Anecdotal scenes--in other words, short scenes that showcase a character--usually, an unusual, even eccentric, character. Both Dean Koontz and the dynamic duo, Douglas Preston and Lincoln Child, excel at this, so I keep reading their series (although Koontz’s canine companions frequently--indeed, almost always--annoy, as does his relentless optimism).

Atmosphere, mood, and tone. Here, King is king, but so is Bentley Little. In the use of description to terrorize and horrify, both are masters of the craft.

A bit of erotica (okay, okay, sex--are you satisfied?), often of the unusual variety. Sex sells, and, yes, sex whets my reader’s appetite. Bentley Little is the go-to guy for this spicy ingredient, although Koontz has done a bit of seasoning with this spice, too, in such novels as Lightning and Demon Seed (and, some say, Hung).

Believable characters. Stephen King, Douglas Preston and Lincoln Child, and Dan Simmons are great at creating characters that stick to readers’ ribs.

Innovation.

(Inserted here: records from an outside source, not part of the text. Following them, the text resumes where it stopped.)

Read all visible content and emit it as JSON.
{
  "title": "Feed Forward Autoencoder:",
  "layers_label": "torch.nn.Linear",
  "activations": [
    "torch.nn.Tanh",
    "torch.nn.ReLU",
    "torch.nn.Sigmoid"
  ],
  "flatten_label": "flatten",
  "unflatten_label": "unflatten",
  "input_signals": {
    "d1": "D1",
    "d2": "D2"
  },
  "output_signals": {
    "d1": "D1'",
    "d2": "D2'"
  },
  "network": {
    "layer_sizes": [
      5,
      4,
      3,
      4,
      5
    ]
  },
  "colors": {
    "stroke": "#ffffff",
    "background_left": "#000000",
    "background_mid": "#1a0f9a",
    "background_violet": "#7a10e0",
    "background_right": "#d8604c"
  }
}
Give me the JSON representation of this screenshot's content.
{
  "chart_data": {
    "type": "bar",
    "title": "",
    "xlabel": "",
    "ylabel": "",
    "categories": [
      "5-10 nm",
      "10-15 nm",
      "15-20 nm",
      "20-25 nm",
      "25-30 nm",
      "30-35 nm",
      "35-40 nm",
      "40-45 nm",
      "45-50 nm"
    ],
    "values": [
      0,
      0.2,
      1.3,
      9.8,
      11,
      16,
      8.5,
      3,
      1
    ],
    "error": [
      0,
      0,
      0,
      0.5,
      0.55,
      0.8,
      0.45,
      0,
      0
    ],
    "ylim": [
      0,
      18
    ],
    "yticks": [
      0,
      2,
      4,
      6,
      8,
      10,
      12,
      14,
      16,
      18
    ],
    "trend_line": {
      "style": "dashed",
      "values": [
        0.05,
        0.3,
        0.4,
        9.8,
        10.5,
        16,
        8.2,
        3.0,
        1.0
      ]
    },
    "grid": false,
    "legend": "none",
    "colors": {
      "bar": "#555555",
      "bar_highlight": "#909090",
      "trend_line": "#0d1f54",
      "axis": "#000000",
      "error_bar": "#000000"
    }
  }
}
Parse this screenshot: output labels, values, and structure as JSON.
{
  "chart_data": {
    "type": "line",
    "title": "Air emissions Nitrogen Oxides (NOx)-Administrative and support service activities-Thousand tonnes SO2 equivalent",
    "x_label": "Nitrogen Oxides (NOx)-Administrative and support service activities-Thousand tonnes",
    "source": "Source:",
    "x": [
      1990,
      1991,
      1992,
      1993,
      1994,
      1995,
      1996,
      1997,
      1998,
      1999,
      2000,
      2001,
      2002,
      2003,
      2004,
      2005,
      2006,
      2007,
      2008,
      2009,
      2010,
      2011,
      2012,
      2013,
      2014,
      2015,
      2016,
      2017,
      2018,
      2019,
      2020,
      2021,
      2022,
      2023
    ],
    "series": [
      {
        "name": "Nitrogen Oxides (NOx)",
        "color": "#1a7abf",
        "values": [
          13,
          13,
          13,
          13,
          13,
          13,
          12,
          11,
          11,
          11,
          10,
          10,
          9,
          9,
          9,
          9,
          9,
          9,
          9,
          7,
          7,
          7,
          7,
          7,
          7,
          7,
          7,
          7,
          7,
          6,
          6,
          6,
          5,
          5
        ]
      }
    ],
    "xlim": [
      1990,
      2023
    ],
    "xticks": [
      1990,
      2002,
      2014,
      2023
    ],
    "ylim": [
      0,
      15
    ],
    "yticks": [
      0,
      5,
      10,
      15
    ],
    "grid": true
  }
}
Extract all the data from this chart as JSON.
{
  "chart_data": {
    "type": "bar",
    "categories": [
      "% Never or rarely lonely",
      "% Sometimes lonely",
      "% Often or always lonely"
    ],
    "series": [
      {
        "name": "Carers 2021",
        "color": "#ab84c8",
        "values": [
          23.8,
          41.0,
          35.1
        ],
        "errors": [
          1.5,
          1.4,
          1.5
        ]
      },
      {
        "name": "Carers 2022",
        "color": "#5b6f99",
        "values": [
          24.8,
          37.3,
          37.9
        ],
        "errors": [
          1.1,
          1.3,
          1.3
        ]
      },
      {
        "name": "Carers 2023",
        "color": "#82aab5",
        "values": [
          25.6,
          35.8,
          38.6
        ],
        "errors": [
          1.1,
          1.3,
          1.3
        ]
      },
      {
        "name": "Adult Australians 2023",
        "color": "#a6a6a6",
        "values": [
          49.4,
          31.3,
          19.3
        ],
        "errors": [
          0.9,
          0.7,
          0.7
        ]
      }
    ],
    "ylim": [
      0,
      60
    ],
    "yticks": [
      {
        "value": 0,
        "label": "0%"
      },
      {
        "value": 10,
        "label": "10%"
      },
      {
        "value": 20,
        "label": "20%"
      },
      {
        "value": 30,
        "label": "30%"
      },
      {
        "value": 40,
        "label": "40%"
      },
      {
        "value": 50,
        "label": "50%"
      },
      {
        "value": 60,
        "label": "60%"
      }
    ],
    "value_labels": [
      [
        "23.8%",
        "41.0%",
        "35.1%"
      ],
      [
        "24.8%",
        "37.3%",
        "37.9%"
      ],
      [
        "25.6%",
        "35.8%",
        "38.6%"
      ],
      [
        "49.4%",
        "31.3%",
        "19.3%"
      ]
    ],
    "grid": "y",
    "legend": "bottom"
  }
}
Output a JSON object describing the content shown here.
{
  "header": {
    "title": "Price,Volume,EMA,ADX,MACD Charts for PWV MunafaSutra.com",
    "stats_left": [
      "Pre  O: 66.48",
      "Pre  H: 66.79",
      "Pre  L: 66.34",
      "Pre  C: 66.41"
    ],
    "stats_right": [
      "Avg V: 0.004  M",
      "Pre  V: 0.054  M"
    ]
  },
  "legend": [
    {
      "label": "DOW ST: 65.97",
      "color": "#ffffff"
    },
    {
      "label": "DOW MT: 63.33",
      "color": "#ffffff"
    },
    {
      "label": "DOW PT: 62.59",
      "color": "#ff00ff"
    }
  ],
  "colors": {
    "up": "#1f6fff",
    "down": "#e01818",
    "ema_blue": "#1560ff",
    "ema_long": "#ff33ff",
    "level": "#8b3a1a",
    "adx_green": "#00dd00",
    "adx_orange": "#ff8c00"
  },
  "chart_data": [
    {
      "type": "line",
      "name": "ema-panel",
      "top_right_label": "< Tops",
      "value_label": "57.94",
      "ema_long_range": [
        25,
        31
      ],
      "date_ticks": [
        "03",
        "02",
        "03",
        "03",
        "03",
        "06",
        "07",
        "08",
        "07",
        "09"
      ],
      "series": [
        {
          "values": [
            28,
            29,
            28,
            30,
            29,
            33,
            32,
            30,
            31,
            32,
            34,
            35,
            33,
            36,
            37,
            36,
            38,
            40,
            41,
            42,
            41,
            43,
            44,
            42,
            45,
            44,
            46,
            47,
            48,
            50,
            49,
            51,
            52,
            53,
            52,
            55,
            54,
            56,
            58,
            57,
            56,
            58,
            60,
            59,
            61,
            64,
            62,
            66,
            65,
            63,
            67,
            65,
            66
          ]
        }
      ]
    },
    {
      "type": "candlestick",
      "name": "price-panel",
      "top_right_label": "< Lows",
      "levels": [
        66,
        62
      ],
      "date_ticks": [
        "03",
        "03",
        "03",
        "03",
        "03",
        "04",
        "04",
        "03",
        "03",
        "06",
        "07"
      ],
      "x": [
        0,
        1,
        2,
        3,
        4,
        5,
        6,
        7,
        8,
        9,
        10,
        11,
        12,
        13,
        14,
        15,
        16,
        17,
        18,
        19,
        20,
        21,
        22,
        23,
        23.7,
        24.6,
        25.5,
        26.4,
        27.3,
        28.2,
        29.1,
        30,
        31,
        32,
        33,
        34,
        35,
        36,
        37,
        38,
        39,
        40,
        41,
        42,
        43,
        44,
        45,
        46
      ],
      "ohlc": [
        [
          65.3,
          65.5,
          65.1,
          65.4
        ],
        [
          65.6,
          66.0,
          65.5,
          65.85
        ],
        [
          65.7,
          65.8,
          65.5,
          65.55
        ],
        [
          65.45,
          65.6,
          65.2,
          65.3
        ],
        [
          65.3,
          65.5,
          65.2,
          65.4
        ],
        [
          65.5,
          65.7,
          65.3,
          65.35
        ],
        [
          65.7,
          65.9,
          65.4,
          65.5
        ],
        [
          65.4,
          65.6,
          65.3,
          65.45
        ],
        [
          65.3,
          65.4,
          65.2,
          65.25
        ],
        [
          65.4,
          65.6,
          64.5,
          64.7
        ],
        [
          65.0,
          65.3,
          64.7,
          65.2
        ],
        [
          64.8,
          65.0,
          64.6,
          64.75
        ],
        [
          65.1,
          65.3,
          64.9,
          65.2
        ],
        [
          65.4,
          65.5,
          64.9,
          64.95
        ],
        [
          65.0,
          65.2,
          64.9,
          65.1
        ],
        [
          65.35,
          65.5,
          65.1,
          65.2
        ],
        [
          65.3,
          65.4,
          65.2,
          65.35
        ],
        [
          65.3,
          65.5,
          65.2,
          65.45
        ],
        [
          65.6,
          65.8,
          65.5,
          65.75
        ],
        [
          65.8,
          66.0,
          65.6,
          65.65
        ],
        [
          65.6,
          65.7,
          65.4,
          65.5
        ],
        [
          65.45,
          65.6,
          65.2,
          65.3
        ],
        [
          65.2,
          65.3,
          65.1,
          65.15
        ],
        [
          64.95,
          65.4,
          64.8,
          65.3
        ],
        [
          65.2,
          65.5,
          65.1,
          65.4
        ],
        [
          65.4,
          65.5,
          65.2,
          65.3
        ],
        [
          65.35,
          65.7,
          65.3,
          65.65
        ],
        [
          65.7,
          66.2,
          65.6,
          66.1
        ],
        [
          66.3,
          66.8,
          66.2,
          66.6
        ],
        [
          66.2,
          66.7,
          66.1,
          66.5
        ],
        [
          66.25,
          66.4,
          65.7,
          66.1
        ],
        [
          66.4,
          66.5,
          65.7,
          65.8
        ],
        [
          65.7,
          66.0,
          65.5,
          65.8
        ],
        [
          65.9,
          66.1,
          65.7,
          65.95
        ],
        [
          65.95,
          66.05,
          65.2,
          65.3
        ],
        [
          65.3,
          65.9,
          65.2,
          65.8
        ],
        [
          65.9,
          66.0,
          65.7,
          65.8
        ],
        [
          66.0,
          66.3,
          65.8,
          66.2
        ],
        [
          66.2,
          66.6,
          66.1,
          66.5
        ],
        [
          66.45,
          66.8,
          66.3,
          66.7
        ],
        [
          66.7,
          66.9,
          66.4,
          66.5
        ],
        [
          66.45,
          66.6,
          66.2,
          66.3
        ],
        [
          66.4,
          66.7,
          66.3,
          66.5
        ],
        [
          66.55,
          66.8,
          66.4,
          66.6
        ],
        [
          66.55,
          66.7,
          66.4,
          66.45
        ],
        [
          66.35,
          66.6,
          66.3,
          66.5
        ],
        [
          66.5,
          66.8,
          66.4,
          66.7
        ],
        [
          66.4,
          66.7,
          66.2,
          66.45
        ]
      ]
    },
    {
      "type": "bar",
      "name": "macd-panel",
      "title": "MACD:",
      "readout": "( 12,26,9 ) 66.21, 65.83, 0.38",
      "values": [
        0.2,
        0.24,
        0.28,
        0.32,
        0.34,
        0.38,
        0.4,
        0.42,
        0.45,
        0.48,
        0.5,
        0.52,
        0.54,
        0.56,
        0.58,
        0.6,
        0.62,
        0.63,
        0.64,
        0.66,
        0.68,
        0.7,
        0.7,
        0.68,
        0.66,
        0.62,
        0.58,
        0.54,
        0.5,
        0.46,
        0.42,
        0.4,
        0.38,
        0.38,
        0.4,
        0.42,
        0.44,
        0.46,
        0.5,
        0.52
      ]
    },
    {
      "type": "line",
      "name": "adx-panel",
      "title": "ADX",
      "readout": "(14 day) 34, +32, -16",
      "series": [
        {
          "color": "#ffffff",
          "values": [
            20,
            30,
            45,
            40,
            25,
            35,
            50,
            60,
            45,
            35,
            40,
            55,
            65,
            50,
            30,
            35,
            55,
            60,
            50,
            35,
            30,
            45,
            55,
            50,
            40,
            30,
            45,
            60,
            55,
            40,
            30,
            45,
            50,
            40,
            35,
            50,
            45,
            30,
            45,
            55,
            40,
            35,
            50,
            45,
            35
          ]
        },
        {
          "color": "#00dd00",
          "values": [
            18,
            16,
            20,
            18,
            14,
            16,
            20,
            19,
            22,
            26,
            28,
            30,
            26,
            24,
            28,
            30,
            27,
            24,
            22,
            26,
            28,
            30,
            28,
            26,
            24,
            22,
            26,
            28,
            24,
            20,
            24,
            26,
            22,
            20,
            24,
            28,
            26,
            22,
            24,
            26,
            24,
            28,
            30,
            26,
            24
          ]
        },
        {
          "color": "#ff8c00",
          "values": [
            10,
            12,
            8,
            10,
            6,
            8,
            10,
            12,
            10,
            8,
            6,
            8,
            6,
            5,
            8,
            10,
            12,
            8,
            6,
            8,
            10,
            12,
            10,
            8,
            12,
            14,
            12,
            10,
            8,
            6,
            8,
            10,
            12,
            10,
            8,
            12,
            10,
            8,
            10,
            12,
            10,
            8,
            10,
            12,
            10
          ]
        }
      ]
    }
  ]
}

Bram Stoker demonstrates it, especially in his short story “Dracula’s Guest,” as does H. P. Lovecraft, Edgar Allan Poe, Shirley Jackson, and a host of other, mostly classical, horror novelists and short story writers. For an example, check out my post on Stoker’s story, which is a real stoker, to be sure. Stephen King shows innovation, too, in ‘Salem’s Lot, The Shining, It, and other novels. One might even argue that Dean Koontz’s something-for-everyone, cross-genre writing is innovative; he seems to have been one of the first, if not the first, to pen such tales.

Technique. Check out Frank Peretti’s use of maps and his allusions to the senses in Monster; my post on this very topic is worth a look, if I do say so myself, which, of course, I do. Opening chapters that accomplish a multitude of narrative purposes (not usually all at once, but successively) are attractive, too, and Douglas Preston and Lincoln Child are as good as anyone, and better than many, at this art.

A connective universe--a mythos, if you will, such as both H. P. Lovecraft and Stephen King, and, to a lesser extent, Dean Koontz, Bentley Little, and even Douglas Preston and Lincoln Child have created through the use of recurring settings, characters, themes, and other elements of fiction.

A lack of pretentiousness. Dean Koontz has it, as do Douglas Preston and Lincoln Child, Bentley Little, and (to some extent, although he has become condescending and self-indulgent of late, Stephen King); unfortunately, both Dan Simmons and Robert McCammon have become too self-important in their later works, Simmons almost to the point of becoming unreadable. Come on, people, you’re writing about monsters--you should be humble.

Longevity. Writers who have been around for a while usually get better, Stephen King, Dan Simmons, and Robert McCammon excepted.

Pacing. Neither too fast nor too slow. Dean Koontz is good, maybe the best, here, of contemporary horror writers.